The Process for Tough Decisions

Simple systems are extremely predictable and require few interactions or interventions. And while complicated systems have many moving parts, their operations are predictable; there are clear patterns. Complex systems may operate in patterned ways, but their interactions are continually changing.

Wise leaders continuously assess and adjust for new data, as well as all of the possible consequences of a change:

  • Identify subject matter experts and resources. A wise leader relies on data, but also ensures that the right questions are being asked, to (and by) the right experts.
  • Collect accurate, verifiable, and reliable information. Recognize interests, goals, and values to create context for the data.
  • Evaluate and annotate findings. While you may be tempted to discard information that may be unreliable, incomplete, biased, etc., save the information with notations for future reference.
  • Create time and space to reflect on the information. Examine it with your mind, gut, and heart, by asking yourself:
    • “What is socially just?”
    • “Who stands to benefit the most?”
    • “Who is most at risk?”
    • “How will this impact the future?”
    • “What are the impacts today?”
    • “What is the right thing to do, right now?”

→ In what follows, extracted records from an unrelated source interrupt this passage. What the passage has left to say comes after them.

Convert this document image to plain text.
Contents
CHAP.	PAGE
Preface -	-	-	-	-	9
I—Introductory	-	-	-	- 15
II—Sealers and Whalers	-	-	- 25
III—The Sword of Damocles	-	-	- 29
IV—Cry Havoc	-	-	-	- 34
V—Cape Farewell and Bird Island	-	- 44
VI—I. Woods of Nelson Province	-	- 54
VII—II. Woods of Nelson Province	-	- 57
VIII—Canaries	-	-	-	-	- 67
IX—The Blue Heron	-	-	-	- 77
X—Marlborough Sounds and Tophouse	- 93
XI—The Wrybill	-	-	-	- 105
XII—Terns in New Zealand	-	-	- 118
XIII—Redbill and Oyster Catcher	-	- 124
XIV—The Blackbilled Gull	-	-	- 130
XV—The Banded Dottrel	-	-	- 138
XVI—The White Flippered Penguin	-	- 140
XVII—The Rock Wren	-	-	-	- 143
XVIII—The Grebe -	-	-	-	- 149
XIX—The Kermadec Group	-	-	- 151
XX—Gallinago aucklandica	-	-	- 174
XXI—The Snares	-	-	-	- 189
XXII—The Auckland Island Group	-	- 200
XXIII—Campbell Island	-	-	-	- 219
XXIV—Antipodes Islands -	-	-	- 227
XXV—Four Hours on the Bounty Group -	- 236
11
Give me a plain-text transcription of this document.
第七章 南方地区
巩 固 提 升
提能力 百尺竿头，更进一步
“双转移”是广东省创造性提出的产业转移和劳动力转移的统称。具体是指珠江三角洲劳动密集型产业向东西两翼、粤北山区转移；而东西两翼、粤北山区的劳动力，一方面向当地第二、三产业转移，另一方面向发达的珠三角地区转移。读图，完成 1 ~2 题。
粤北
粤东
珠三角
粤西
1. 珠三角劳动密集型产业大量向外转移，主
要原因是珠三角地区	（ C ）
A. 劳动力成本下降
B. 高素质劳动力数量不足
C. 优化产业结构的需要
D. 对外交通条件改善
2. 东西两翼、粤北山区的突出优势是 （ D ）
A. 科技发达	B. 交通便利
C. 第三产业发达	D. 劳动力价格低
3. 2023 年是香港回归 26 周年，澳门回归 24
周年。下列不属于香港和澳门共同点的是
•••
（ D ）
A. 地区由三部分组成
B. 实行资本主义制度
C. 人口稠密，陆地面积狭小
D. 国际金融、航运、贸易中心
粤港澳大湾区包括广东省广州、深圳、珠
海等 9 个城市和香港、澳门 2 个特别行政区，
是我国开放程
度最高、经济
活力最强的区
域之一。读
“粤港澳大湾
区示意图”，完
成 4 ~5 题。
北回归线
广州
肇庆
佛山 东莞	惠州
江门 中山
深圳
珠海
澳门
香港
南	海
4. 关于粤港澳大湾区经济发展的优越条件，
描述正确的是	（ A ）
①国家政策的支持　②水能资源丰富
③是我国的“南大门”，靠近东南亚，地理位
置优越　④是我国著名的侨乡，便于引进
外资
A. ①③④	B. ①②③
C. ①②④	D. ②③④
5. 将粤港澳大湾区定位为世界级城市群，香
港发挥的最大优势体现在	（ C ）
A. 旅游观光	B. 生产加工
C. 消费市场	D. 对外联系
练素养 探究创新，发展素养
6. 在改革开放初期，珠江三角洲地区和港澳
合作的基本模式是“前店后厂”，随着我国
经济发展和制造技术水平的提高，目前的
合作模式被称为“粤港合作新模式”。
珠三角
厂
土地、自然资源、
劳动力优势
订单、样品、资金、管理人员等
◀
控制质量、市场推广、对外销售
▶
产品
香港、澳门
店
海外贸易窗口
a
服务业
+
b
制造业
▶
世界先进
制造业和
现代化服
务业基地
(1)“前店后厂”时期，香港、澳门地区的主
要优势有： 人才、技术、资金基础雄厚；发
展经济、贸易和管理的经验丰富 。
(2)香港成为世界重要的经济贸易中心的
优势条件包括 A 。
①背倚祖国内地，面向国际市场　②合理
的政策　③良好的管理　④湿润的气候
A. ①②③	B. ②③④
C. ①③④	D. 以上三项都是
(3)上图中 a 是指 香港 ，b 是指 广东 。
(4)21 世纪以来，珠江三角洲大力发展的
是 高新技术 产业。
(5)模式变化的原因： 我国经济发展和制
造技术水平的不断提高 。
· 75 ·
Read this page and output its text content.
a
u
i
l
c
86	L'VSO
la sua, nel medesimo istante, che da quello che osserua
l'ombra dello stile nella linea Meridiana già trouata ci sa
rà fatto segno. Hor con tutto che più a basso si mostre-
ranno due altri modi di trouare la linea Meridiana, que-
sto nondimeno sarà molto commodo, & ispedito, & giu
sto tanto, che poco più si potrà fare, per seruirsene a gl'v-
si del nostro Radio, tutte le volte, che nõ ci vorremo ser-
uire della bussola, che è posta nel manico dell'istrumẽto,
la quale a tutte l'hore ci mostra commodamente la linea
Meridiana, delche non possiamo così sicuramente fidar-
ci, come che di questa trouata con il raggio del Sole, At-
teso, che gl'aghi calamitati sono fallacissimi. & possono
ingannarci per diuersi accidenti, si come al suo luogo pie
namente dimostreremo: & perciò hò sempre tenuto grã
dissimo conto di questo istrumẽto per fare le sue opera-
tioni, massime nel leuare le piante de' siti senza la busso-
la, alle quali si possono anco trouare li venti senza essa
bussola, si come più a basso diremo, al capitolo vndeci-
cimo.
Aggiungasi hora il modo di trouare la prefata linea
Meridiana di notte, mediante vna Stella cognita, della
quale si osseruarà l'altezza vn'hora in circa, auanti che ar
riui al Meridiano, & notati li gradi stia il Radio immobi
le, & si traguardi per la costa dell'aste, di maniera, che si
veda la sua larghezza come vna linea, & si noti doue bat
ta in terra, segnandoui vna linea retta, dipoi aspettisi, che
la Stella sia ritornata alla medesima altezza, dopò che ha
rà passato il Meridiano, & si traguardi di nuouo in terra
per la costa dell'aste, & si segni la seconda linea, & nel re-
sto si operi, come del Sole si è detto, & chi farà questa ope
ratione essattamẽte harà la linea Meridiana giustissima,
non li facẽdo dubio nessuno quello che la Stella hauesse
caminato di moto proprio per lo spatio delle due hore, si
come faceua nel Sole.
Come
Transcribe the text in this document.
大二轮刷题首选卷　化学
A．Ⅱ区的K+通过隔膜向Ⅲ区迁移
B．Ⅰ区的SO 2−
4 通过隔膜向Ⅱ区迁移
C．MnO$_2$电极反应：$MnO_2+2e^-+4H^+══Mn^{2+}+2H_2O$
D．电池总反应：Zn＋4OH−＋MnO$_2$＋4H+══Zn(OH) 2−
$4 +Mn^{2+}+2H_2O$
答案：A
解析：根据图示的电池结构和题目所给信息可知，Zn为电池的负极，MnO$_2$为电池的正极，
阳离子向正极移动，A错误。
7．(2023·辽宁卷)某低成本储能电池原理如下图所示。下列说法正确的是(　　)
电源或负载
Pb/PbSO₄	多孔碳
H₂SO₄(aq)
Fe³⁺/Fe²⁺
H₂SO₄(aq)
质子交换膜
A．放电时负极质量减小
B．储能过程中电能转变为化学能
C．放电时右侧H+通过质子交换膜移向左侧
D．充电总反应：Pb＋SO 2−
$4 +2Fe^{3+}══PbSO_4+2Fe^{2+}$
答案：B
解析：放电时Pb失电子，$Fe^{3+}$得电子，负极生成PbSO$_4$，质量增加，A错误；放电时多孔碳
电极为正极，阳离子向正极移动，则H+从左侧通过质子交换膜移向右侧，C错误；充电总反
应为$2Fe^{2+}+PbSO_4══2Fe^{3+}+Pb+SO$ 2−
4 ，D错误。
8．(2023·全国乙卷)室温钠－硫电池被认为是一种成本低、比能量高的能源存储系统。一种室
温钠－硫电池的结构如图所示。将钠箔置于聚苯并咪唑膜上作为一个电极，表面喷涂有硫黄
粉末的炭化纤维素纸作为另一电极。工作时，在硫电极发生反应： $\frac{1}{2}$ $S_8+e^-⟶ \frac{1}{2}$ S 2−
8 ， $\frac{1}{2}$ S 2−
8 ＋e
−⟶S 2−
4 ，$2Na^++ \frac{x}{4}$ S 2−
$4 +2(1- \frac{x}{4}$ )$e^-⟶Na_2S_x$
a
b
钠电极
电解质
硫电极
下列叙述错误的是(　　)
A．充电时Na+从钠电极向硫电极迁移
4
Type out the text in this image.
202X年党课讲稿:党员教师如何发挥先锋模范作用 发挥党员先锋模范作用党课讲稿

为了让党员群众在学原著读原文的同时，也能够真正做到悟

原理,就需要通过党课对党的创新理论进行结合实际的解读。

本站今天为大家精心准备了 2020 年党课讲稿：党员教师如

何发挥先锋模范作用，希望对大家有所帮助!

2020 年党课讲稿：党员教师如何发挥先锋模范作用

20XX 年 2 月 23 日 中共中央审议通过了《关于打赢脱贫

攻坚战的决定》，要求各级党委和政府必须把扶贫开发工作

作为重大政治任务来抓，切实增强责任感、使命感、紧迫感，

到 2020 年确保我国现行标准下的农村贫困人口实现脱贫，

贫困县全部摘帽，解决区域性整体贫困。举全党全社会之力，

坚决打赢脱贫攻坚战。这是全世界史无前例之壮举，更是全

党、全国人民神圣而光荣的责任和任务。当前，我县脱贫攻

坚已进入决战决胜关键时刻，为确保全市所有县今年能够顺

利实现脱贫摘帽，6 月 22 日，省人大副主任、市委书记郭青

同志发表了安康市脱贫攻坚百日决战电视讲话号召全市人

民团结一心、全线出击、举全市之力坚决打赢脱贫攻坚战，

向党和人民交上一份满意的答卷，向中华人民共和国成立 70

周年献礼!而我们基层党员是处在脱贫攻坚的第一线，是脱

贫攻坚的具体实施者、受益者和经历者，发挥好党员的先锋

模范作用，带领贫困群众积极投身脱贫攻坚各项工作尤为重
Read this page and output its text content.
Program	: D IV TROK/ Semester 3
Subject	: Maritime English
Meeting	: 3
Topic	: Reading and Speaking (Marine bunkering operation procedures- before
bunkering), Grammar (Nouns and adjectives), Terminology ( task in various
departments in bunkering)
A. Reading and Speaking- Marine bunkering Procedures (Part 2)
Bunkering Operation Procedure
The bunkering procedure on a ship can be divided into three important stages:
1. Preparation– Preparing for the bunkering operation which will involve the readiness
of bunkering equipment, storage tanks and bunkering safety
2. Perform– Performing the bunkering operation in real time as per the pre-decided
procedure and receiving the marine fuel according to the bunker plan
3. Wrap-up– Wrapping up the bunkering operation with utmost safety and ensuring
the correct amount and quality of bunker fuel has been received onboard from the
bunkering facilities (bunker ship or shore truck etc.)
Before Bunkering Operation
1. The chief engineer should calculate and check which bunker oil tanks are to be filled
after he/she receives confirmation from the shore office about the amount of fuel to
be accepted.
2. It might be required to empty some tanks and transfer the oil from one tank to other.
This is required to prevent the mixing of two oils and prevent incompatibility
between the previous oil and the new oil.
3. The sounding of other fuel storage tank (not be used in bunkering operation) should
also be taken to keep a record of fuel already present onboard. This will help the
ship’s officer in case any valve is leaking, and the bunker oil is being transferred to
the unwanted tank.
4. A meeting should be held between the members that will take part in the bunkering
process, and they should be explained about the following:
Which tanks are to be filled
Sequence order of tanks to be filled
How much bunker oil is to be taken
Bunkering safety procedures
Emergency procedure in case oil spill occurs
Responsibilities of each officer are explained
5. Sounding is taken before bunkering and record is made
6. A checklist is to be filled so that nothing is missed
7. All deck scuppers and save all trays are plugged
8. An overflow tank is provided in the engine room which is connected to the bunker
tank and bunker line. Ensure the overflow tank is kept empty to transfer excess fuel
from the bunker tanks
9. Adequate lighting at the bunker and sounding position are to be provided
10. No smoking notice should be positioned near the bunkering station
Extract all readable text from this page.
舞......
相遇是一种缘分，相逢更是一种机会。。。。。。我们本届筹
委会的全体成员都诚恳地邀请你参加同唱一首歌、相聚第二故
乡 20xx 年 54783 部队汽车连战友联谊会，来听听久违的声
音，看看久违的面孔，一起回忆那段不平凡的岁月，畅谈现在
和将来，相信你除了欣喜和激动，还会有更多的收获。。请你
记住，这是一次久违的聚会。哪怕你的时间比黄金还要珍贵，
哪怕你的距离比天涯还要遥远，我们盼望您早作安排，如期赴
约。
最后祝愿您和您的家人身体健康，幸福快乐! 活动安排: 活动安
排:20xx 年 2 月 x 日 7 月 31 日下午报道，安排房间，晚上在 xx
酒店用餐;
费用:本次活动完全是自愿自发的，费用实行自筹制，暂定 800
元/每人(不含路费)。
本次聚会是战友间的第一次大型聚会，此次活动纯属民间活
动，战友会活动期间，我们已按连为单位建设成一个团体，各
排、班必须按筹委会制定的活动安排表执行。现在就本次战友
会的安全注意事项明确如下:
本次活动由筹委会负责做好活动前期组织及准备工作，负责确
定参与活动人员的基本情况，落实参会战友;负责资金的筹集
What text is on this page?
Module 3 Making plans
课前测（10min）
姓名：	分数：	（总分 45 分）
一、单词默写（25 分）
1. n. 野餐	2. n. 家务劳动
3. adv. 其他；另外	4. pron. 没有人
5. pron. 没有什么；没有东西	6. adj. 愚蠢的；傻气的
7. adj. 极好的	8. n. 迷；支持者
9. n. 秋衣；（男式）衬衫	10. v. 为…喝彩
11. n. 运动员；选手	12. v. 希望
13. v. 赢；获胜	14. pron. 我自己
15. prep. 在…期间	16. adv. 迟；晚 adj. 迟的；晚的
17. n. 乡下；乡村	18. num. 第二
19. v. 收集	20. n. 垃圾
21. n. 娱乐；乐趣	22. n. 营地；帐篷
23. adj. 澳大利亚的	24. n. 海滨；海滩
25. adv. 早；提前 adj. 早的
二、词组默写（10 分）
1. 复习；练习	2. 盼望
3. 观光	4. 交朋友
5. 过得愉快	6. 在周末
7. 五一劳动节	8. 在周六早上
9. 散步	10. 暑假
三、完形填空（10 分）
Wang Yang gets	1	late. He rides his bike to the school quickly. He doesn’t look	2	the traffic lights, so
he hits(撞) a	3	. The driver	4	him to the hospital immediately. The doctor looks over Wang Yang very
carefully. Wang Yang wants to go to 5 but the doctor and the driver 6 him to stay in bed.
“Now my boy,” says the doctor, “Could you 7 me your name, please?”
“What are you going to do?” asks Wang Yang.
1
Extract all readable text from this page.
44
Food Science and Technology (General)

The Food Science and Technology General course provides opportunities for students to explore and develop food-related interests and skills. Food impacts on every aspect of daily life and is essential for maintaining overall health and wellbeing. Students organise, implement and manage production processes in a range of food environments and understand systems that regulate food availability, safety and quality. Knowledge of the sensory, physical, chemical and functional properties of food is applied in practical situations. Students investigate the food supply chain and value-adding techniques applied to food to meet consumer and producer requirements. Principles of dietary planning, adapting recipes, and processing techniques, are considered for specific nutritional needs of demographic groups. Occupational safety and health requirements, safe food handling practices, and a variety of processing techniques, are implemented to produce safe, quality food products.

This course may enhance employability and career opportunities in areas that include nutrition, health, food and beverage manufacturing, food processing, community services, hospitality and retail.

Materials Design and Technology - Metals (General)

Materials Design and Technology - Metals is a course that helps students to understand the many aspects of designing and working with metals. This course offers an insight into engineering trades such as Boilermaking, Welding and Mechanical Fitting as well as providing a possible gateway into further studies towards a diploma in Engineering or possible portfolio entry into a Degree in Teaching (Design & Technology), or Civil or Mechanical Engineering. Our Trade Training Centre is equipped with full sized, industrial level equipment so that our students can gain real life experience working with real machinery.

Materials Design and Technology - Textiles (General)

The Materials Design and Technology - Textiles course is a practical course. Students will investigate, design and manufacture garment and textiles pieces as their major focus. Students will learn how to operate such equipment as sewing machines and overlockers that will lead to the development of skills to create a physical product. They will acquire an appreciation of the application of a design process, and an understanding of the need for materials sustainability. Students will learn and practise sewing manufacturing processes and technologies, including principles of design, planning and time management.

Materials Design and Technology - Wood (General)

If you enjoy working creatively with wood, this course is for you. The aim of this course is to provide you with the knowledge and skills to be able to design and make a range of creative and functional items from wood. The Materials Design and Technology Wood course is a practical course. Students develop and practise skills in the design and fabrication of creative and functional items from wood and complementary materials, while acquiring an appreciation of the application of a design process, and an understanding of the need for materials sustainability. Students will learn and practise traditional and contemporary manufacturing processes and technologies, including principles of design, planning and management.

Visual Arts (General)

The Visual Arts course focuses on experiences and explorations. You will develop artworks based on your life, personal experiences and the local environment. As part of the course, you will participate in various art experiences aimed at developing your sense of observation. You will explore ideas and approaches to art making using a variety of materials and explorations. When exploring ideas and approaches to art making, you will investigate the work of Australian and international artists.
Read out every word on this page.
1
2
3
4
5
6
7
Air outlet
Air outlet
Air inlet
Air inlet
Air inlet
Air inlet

Sometimes, taking more time before acting is the wisest thing to do. To be sure, action is important. But give yourself time to embrace the elements that make you wise, as well as the paradoxes:

  • Recognize your limits, and ask for help when needed. Act with humility and courage.
  • Acknowledge feelings, practice temperance in expression, and strengthen your emotional resilience.
  • Allow time and space for others, as well as self. Be patient, forgiving, and show mercy.
  • Practice compassion and fairness. View situations as they are, with a dispassionate, clear eye of human nature.
  • Demonstrate your ability to cope with adversity: be brave, persistent, and act with integrity.
  • Embrace ambiguity, practice gratitude, and cultivate hope that more shall be revealed.

The Wisdom of the Crowd

If you have wise subject matter experts, research indicates that their aggregate knowledge will exceed the knowledge of any one individual expert. But there’s a caveat: diversity and process.

As researchers from Duke University found, averaging cancels error when the crowd wisdom is based on two factors:

  • Diversity: your subject matter experts should bring diverse perspectives. For example, one expert may focus on short-term goals, and the other on long-term goals.
  • Process: your subject matter experts should not be influenced by others before sharing their findings.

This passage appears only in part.